A great experience begins with great onboarding. Explain everything to the user, make it clear and simple, and talk to them like a human being (which in our industry feels often easier said than done). Communicate why things are or aren’t happening. Nobody likes hearing “it won’t be long!” to then sit around waiting. Context is key to understanding and empathy.
3. Let nothing get in the way of service
Our industry is hyper-focused on technology and, while the potential benefits of technology are undisputable, we’re not stopping to consider what’s way more important: does it help or hinder? Do people really need that VR experience? Really? If technology becomes a barrier to the customer, get rid of it. At a SXSW panel on XR and performance, Hayley Pepler (Senior Digital Producer at Factory International in the UK) said: “Just because we can do it, doesn’t mean we should do it… only if it adds value, then let’s do it.”
4. Anticipate their needs
My best advice to new starters was this: a customer should never have to ask for water. Understanding a customer’s experience and predicting their needs (and frustrations) will allow us to take an experience from good to great and turn unavoidable bad experiences into positive brand moments. A seamless experience is not one devoid of problems, but one full of solutions.
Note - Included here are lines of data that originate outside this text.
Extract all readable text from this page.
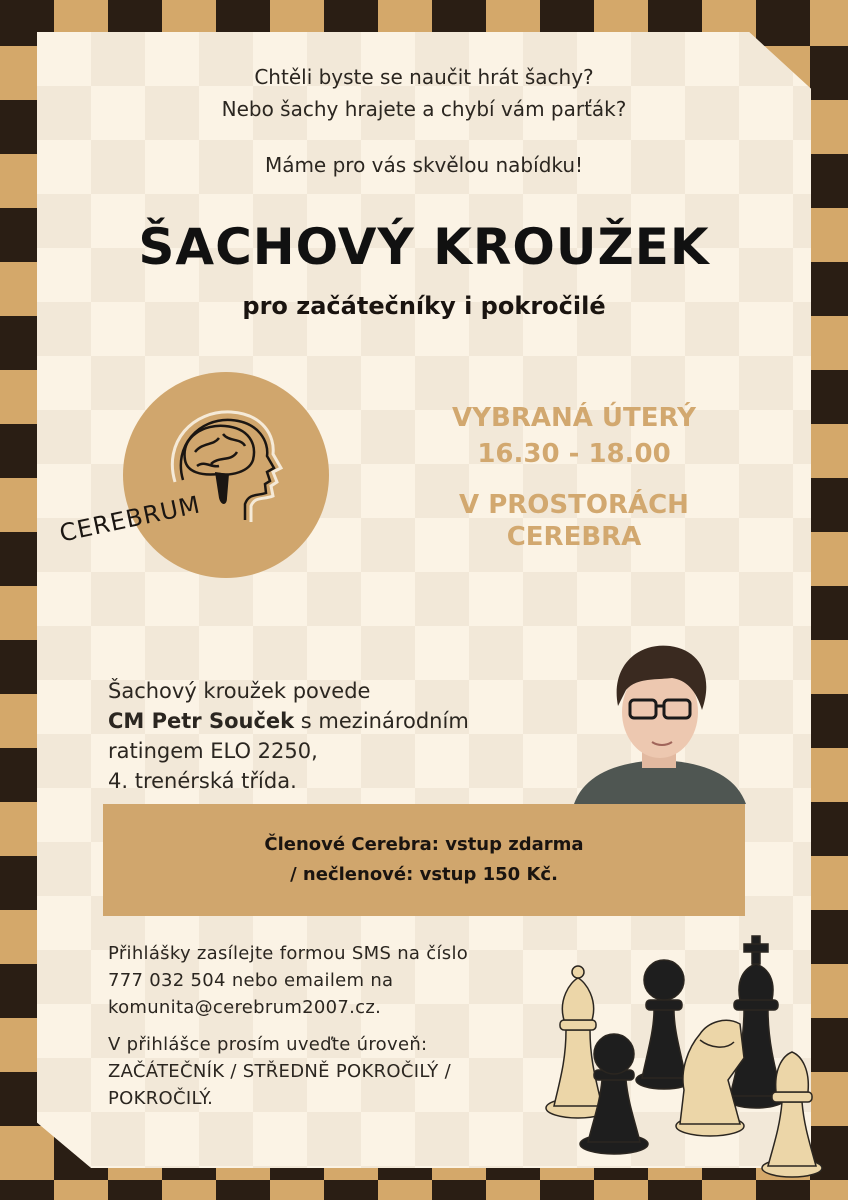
Chtěli byste se naučit hrát šachy?
Nebo šachy hrajete a chybí vám parťák?
Máme pro vás skvělou nabídku!
ŠACHOVÝ KROUŽEK
pro začátečníky i pokročilé
CEREBRUM
VYBRANÁ ÚTERÝ
16.30 - 18.00
V PROSTORÁCH
CEREBRA
Šachový kroužek povede
CM Petr Souček s mezinárodním
ratingem ELO 2250,
4. trenérská třída.
Členové Cerebra: vstup zdarma
/ nečlenové: vstup 150 Kč.
Přihlášky zasílejte formou SMS na číslo
777 032 504 nebo emailem na
komunita@cerebrum2007.cz.
V přihlášce prosím uveďte úroveň:
ZAČÁTEČNÍK / STŘEDNĚ POKROČILÝ /
POKROČILÝ.
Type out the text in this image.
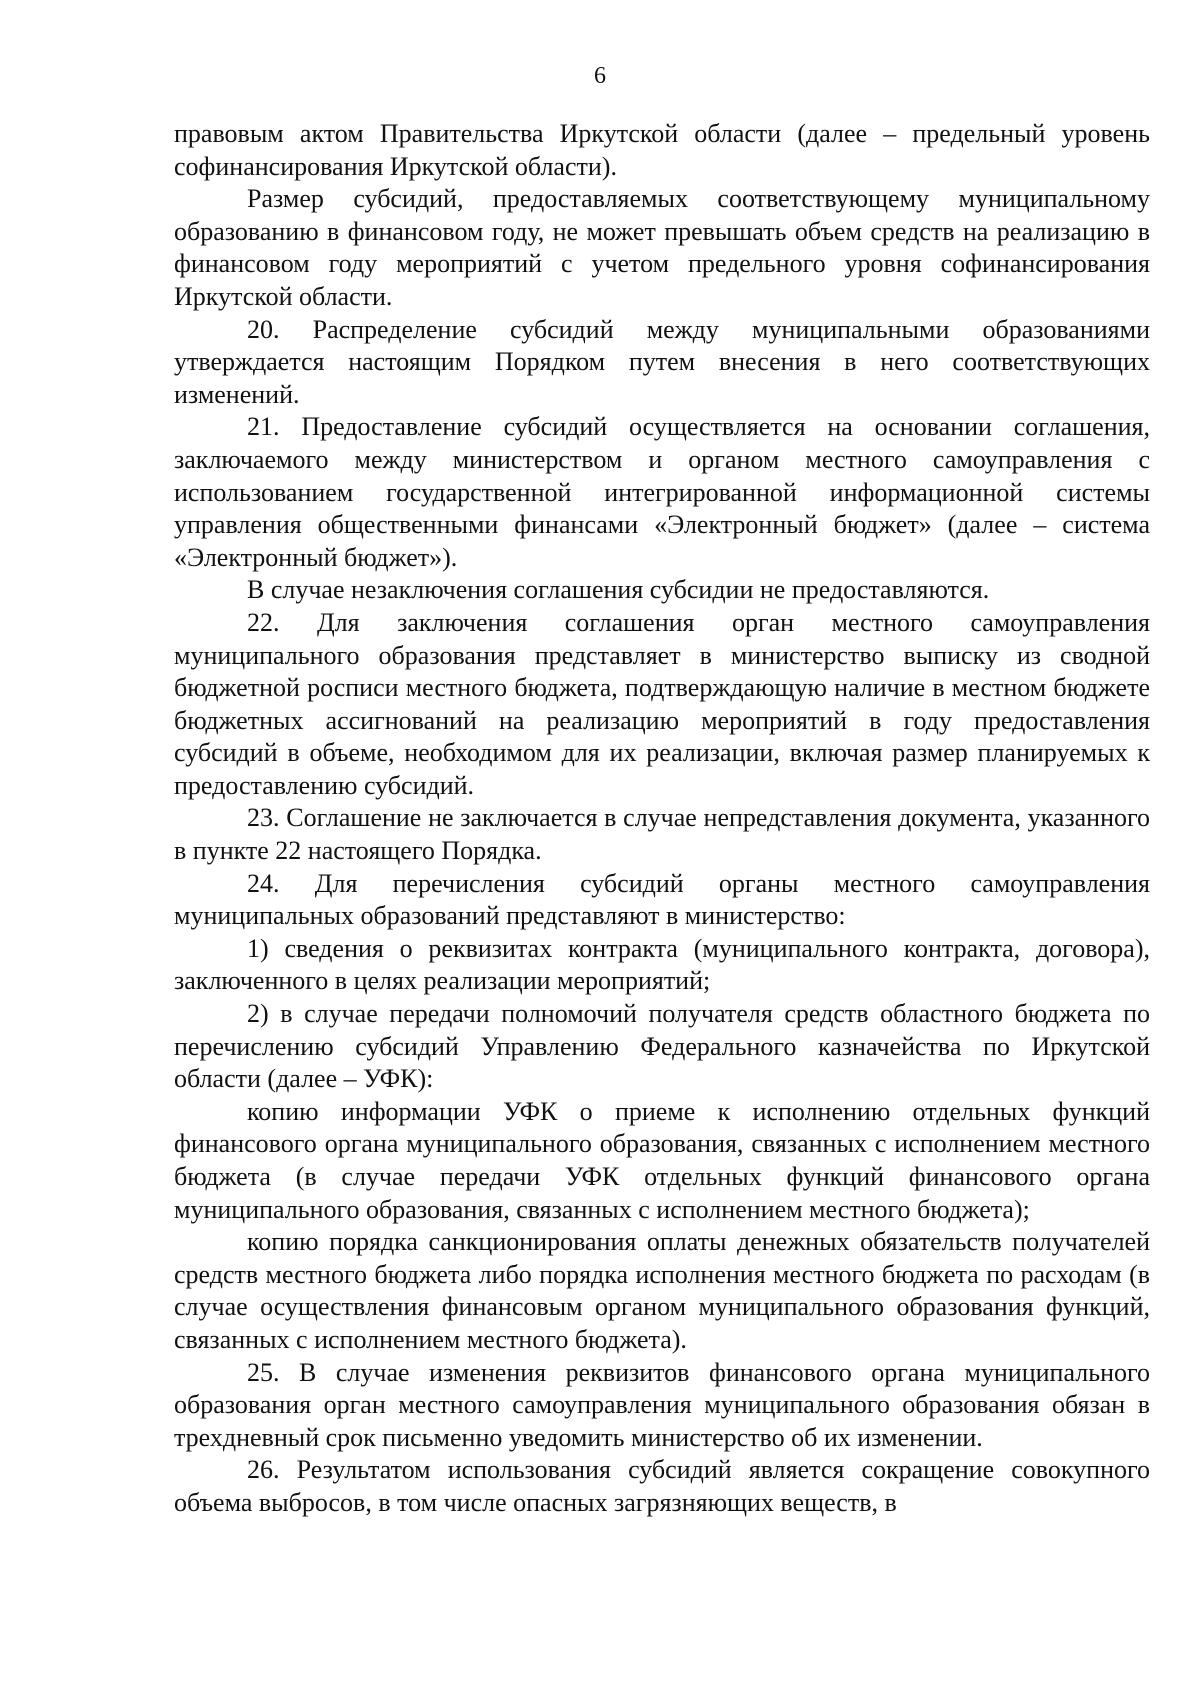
6

правовым актом Правительства Иркутской области (далее – предельный уровень софинансирования Иркутской области).

Размер субсидий, предоставляемых соответствующему муниципальному образованию в финансовом году, не может превышать объем средств на реализацию в финансовом году мероприятий с учетом предельного уровня софинансирования Иркутской области.

20. Распределение субсидий между муниципальными образованиями утверждается настоящим Порядком путем внесения в него соответствующих изменений.

21. Предоставление субсидий осуществляется на основании соглашения, заключаемого между министерством и органом местного самоуправления с использованием государственной интегрированной информационной системы управления общественными финансами «Электронный бюджет» (далее – система «Электронный бюджет»).

В случае незаключения соглашения субсидии не предоставляются.

22. Для заключения соглашения орган местного самоуправления муниципального образования представляет в министерство выписку из сводной бюджетной росписи местного бюджета, подтверждающую наличие в местном бюджете бюджетных ассигнований на реализацию мероприятий в году предоставления субсидий в объеме, необходимом для их реализации, включая размер планируемых к предоставлению субсидий.

23. Соглашение не заключается в случае непредставления документа, указанного в пункте 22 настоящего Порядка.

24. Для перечисления субсидий органы местного самоуправления муниципальных образований представляют в министерство:

1) сведения о реквизитах контракта (муниципального контракта, договора), заключенного в целях реализации мероприятий;

2) в случае передачи полномочий получателя средств областного бюджета по перечислению субсидий Управлению Федерального казначейства по Иркутской области (далее – УФК):

копию информации УФК о приеме к исполнению отдельных функций финансового органа муниципального образования, связанных с исполнением местного бюджета (в случае передачи УФК отдельных функций финансового органа муниципального образования, связанных с исполнением местного бюджета);

копию порядка санкционирования оплаты денежных обязательств получателей средств местного бюджета либо порядка исполнения местного бюджета по расходам (в случае осуществления финансовым органом муниципального образования функций, связанных с исполнением местного бюджета).

25. В случае изменения реквизитов финансового органа муниципального образования орган местного самоуправления муниципального образования обязан в трехдневный срок письменно уведомить министерство об их изменении.

26. Результатом использования субсидий является сокращение совокупного объема выбросов, в том числе опасных загрязняющих веществ, в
5. Take time with the finished product
Deadlines and stakeholder pressures mean we sometimes have to push forward, cut corners, and go live with something we’re not 100% happy with. Don’t rush quality. Focus on the end result, weigh the pros and cons of taking more time, and recognise that memorable and incredible will – in most cases – last far longer than the three weeks your customers didn’t have the thing.
Don’t forget to thank your barista tomorrow morning. The above advice is why a good coffee at your local literally gets you get out of bed some days. That experience is not just fluke – it’s by design.